Дважды Паламеда чуть не прибили: решили в запале, что он — сторонник мира. Любое благое знамение приписывали мне; дурное — ему. Арестовали на острове Эгине: в торжественной речи эвбеец помянул участие святого царя Эака в строительстве троянских стен. Наш Эак?! нет, наш Эак?! хватай его, люди! Через неделю, оголодавшего, выпустили на поруки — завернув на денек, я поручился за своего шурина, напомнил тамошним мирмидонцам, что они — первые люди на земле, и уплыл в буре воинственных гимнов.
Спешил к куретам.
* * *Это был совсем никудышный храм, близ Бебтийских Феспий. И стоял-то он на отшибе, в распадке у ручья; и я торопился дальше, не рассчитывая собрать беотийцев по второму разу. Но будучи застигнут сумерками, решил дать отдых лошадям. Пока мои спутники разбивали лагерь, зашел в священное место: просто так, на всякий случай. Если попадется кто-либо из жрецов — закажу молебен…

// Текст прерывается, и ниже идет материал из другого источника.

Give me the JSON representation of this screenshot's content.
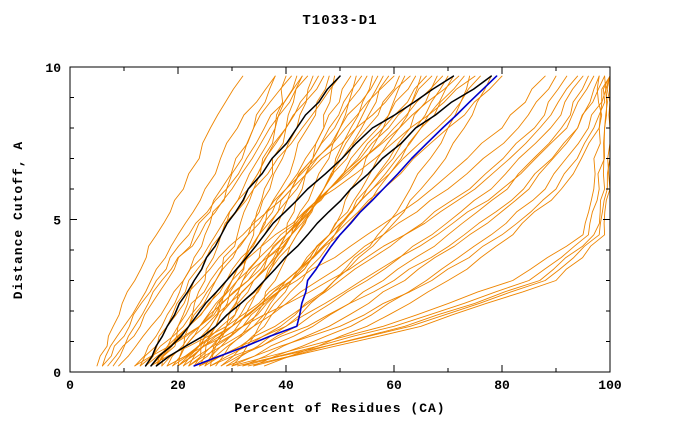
{
  "title": "T1033-D1",
  "background": "#ffffff",
  "chart_data": {
    "type": "line",
    "title": "T1033-D1",
    "xlabel": "Percent of Residues (CA)",
    "ylabel": "Distance Cutoff, A",
    "xlim": [
      0,
      100
    ],
    "ylim": [
      0,
      10
    ],
    "x_major_ticks": [
      0,
      20,
      40,
      60,
      80,
      100
    ],
    "y_major_ticks": [
      0,
      5,
      10
    ],
    "x_minor_step": 10,
    "y_minor_step": 1,
    "grid": false,
    "legend": "none",
    "levels": [
      0.2,
      1.5,
      3.0,
      4.5,
      6.0,
      8.0,
      9.7
    ],
    "series_groups": [
      {
        "name": "model-curves-orange",
        "color": "#EE8500",
        "width": 0.9,
        "jitter": 0.55,
        "curves": [
          [
            12,
            17,
            21,
            25,
            29,
            34,
            38
          ],
          [
            16,
            22,
            27,
            31,
            34,
            38,
            40
          ],
          [
            20,
            22,
            25,
            28,
            32,
            38,
            42
          ],
          [
            24,
            27,
            31,
            34,
            36,
            40,
            43
          ],
          [
            13,
            21,
            27,
            33,
            37,
            42,
            45
          ],
          [
            17,
            20,
            23,
            28,
            33,
            40,
            46
          ],
          [
            21,
            26,
            30,
            35,
            39,
            44,
            48
          ],
          [
            25,
            31,
            36,
            40,
            43,
            47,
            49
          ],
          [
            14,
            18,
            22,
            28,
            34,
            43,
            50
          ],
          [
            18,
            24,
            30,
            35,
            40,
            47,
            52
          ],
          [
            22,
            30,
            36,
            41,
            45,
            50,
            53
          ],
          [
            26,
            29,
            32,
            37,
            41,
            48,
            54
          ],
          [
            15,
            22,
            29,
            35,
            41,
            49,
            55
          ],
          [
            19,
            28,
            36,
            42,
            47,
            52,
            56
          ],
          [
            23,
            26,
            30,
            36,
            42,
            50,
            57
          ],
          [
            27,
            33,
            38,
            42,
            47,
            53,
            58
          ],
          [
            12,
            24,
            33,
            41,
            47,
            54,
            59
          ],
          [
            16,
            20,
            26,
            33,
            40,
            51,
            60
          ],
          [
            20,
            27,
            34,
            41,
            47,
            55,
            61
          ],
          [
            24,
            34,
            41,
            48,
            52,
            58,
            62
          ],
          [
            13,
            18,
            24,
            32,
            41,
            53,
            63
          ],
          [
            17,
            25,
            34,
            40,
            48,
            57,
            64
          ],
          [
            21,
            32,
            41,
            48,
            54,
            61,
            65
          ],
          [
            25,
            29,
            34,
            41,
            48,
            58,
            66
          ],
          [
            14,
            24,
            33,
            40,
            48,
            59,
            67
          ],
          [
            18,
            30,
            41,
            49,
            55,
            63,
            68
          ],
          [
            22,
            27,
            32,
            40,
            48,
            60,
            69
          ],
          [
            28,
            36,
            43,
            49,
            55,
            64,
            70
          ],
          [
            15,
            29,
            40,
            50,
            57,
            65,
            71
          ],
          [
            19,
            24,
            31,
            39,
            48,
            61,
            72
          ],
          [
            23,
            32,
            40,
            48,
            56,
            65,
            73
          ],
          [
            29,
            40,
            49,
            57,
            63,
            70,
            74
          ],
          [
            16,
            22,
            29,
            38,
            49,
            63,
            75
          ],
          [
            20,
            30,
            40,
            48,
            56,
            68,
            76
          ],
          [
            26,
            39,
            49,
            58,
            65,
            73,
            78
          ],
          [
            30,
            35,
            41,
            49,
            58,
            70,
            80
          ],
          [
            5,
            8,
            12,
            16,
            21,
            26,
            32
          ],
          [
            6,
            10,
            15,
            20,
            25,
            31,
            38
          ],
          [
            7,
            13,
            18,
            23,
            28,
            34,
            41
          ],
          [
            8,
            12,
            17,
            24,
            30,
            37,
            44
          ],
          [
            9,
            15,
            21,
            27,
            33,
            40,
            47
          ],
          [
            6,
            11,
            16,
            22,
            29,
            36,
            43
          ],
          [
            20,
            30,
            42,
            55,
            67,
            80,
            88
          ],
          [
            22,
            34,
            46,
            58,
            70,
            83,
            90
          ],
          [
            25,
            38,
            50,
            62,
            74,
            86,
            92
          ],
          [
            18,
            32,
            48,
            62,
            75,
            87,
            94
          ],
          [
            28,
            42,
            55,
            67,
            78,
            89,
            95
          ],
          [
            30,
            45,
            58,
            70,
            81,
            91,
            96
          ],
          [
            24,
            40,
            54,
            68,
            80,
            92,
            97
          ],
          [
            32,
            48,
            62,
            74,
            85,
            94,
            98
          ],
          [
            26,
            44,
            60,
            73,
            84,
            94,
            99
          ],
          [
            34,
            52,
            66,
            78,
            88,
            96,
            100
          ],
          [
            36,
            55,
            70,
            82,
            91,
            98,
            100
          ],
          [
            29,
            50,
            67,
            80,
            90,
            97,
            100
          ],
          [
            30,
            58,
            82,
            95,
            97,
            98,
            98
          ],
          [
            31,
            60,
            85,
            96,
            98,
            99,
            99
          ],
          [
            32,
            62,
            87,
            97,
            99,
            99,
            100
          ],
          [
            33,
            63,
            88,
            98,
            99.5,
            100,
            100
          ],
          [
            34,
            65,
            90,
            99,
            100,
            100,
            100
          ]
        ]
      },
      {
        "name": "highlight-curves-black",
        "color": "#000000",
        "width": 1.5,
        "jitter": 0.4,
        "curves": [
          [
            14,
            18,
            23,
            28,
            33,
            42,
            50
          ],
          [
            15,
            22,
            29,
            36,
            44,
            56,
            71
          ],
          [
            16,
            27,
            36,
            44,
            52,
            64,
            78
          ]
        ]
      },
      {
        "name": "highlight-curve-blue",
        "color": "#0000CC",
        "width": 1.6,
        "jitter": 0.3,
        "curves": [
          [
            23,
            42,
            44,
            50,
            58,
            69,
            79
          ]
        ]
      }
    ]
  }
}
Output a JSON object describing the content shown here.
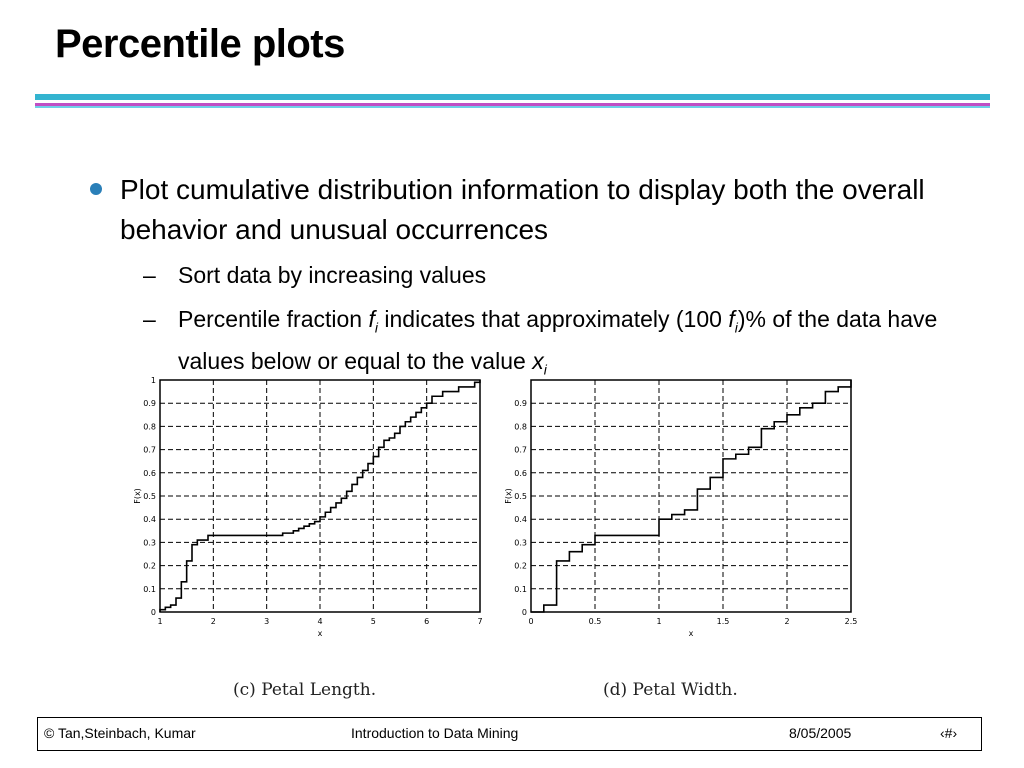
{
  "slide": {
    "title": "Percentile plots",
    "bullet": "Plot cumulative distribution information to display both the overall behavior and unusual occurrences",
    "sub1": "Sort data by increasing values",
    "sub2_a": "Percentile fraction ",
    "sub2_f": "f",
    "sub2_i": "i",
    "sub2_b": " indicates that approximately (100 ",
    "sub2_f2": "f",
    "sub2_i2": "i",
    "sub2_c": ")% of the data have values below or equal to the value ",
    "sub2_x": "x",
    "sub2_i3": "i"
  },
  "captions": {
    "c": "(c) Petal Length.",
    "d": "(d) Petal Width."
  },
  "footer": {
    "left": "© Tan,Steinbach, Kumar",
    "center": "Introduction to Data Mining",
    "date": "8/05/2005",
    "page": "‹#›"
  },
  "chart_data": [
    {
      "type": "line",
      "title": "",
      "xlabel": "x",
      "ylabel": "F(x)",
      "xlim": [
        1,
        7
      ],
      "ylim": [
        0,
        1
      ],
      "xticks": [
        "1",
        "2",
        "3",
        "4",
        "5",
        "6",
        "7"
      ],
      "yticks": [
        "0",
        "0.1",
        "0.2",
        "0.3",
        "0.4",
        "0.5",
        "0.6",
        "0.7",
        "0.8",
        "0.9",
        "1"
      ],
      "grid": true,
      "series": [
        {
          "x": [
            1.0,
            1.1,
            1.2,
            1.3,
            1.4,
            1.5,
            1.6,
            1.7,
            1.9,
            3.0,
            3.3,
            3.5,
            3.6,
            3.7,
            3.8,
            3.9,
            4.0,
            4.1,
            4.2,
            4.3,
            4.4,
            4.5,
            4.6,
            4.7,
            4.8,
            4.9,
            5.0,
            5.1,
            5.2,
            5.3,
            5.4,
            5.5,
            5.6,
            5.7,
            5.8,
            5.9,
            6.0,
            6.1,
            6.3,
            6.6,
            6.9,
            7.0
          ],
          "y": [
            0.01,
            0.02,
            0.03,
            0.06,
            0.13,
            0.22,
            0.29,
            0.31,
            0.33,
            0.33,
            0.34,
            0.35,
            0.36,
            0.37,
            0.38,
            0.39,
            0.41,
            0.43,
            0.45,
            0.47,
            0.49,
            0.52,
            0.55,
            0.58,
            0.61,
            0.64,
            0.67,
            0.71,
            0.74,
            0.75,
            0.77,
            0.8,
            0.82,
            0.84,
            0.86,
            0.88,
            0.9,
            0.93,
            0.95,
            0.97,
            0.99,
            1.0
          ]
        }
      ]
    },
    {
      "type": "line",
      "title": "",
      "xlabel": "x",
      "ylabel": "F(x)",
      "xlim": [
        0,
        2.5
      ],
      "ylim": [
        0,
        1
      ],
      "xticks": [
        "0",
        "0.5",
        "1",
        "1.5",
        "2",
        "2.5"
      ],
      "yticks": [
        "0",
        "0.1",
        "0.2",
        "0.3",
        "0.4",
        "0.5",
        "0.6",
        "0.7",
        "0.8",
        "0.9"
      ],
      "grid": true,
      "series": [
        {
          "x": [
            0.1,
            0.2,
            0.3,
            0.4,
            0.5,
            1.0,
            1.1,
            1.2,
            1.3,
            1.4,
            1.5,
            1.6,
            1.7,
            1.8,
            1.9,
            2.0,
            2.1,
            2.2,
            2.3,
            2.4,
            2.5
          ],
          "y": [
            0.03,
            0.22,
            0.26,
            0.29,
            0.33,
            0.4,
            0.42,
            0.44,
            0.53,
            0.58,
            0.66,
            0.68,
            0.71,
            0.79,
            0.82,
            0.85,
            0.88,
            0.9,
            0.95,
            0.97,
            1.0
          ]
        }
      ]
    }
  ]
}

Портик был пуст, внутри тоже никого не оказалось.
— Э-эй!
Тишина.
Снаружи было еще светло, хотя бледный серпик месяца болтался над деревьями; здесь же царила тьма. Плотная, осязаемая, насквозь пронизанная неясными воспоминаниями, и я поспешил наружу.
— Проклятье!
Шагнув за порог, больно ушиб ногу. Присел, шипя от боли. Так случается: кости целы, ушиб пустяковый, а больно, хоть плачь! Вот он, подлый, притаился в траве: бесформенный, пористый камень. Ждет ротозеев.
Вот он… вот я…
…но, отступив назад, рыжий споткнулся о бесформенный камень — треклятый валун являлся всегда следом за Телемахом, прячась в траве или пене прибоя! — охнул, моргнул…
— Ушибся?
Я сидел на корточках, словно желая превратиться в моего Старика; я боялся повернуться, обмануться, я молчал, глядя на камень, и глаза мои застилали слезы.
— Ну и дурак. Вот сейчас уйду, будешь знать.
Он изменился за последние годы. Мы опять выглядели ровесниками. И он по-прежнему был выше меня на целую голову.